Jennifer Connelly stars as Dahlia, a single mother who's just beginning the contentious process of divorcing her husband (played by Dougray Scott). At stake is the custody of their young daughter, a precocious little tyke named Ceci (Ariel Gade). As the film opens, Dahlia decides to move into a dilapidated apartment building that's owned by a sleazy slumlord (John C. Reilly) and run by a grizzled super (Pete Postlethwaite). Almost immediately, Dahlia begins to notice changes in Ceci - something that's exemplified by her new relationship with an imaginary friend. And then there's that leak in the ceiling that just seems to be getting bigger and bigger...
Dark Water recycles most of its predecessors plot points - particularly those revolving around the mystery of the leak - but integrates an entirely new component focusing on Dahlia's abusive childhood and her tenuous mental state. As a result, unlike the original, the fact that the film's not really about anything isn't something the audience feels required to dwell on. Dahlia's inner turmoil and insecurity in dealing with her daughter is certainly intriguing enough to propel the story forward; that Connelly delivers a subtle, Oscar-worthy performance only enhances this aspect of the film.
Salles, along with cinematographer Affonso Beato, imbues the movie with a discomforting sense of style that effectively complements the script's off-kilter vibe.
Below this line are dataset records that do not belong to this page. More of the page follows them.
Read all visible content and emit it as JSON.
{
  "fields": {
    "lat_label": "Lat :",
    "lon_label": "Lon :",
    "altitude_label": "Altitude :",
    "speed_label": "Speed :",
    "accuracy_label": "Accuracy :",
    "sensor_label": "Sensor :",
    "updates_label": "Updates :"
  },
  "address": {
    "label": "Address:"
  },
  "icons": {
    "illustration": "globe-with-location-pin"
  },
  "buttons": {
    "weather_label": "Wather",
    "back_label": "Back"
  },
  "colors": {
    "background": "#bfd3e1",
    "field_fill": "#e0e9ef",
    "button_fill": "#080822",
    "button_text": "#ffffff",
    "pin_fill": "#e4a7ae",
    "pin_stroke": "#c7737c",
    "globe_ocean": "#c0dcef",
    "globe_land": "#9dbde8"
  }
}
Additionally, the story's been peppered with an assortment of unusual supporting characters - including Reilly's Mr. Murray, Postlethwaite's Mr. Veeck, and Dahlia's kind but apparently homeless lawyer, Jeff Platzer (Tim Roth). It's interesting to note that each of these men are dishonest towards Dahlia in some way - ie Platzer repeatedly makes references to a family he clearly doesn't have - which only adds to the feeling of uneasiness perpetuated by Yglesias' screenplay.
Dark Water's emphasis on characters and atmosphere will surely turn off viewers hoping for some cheap thrills and a rote storyline, while those in search for something a little deeper will undoubtedly walk away satisfied. This is one of the most intelligent, gripping, and flat-out entertaining films to hit theaters in a long while, and it's certainly a refreshing change of pace from the mindless fare that generally populates multiplexes during the summer months.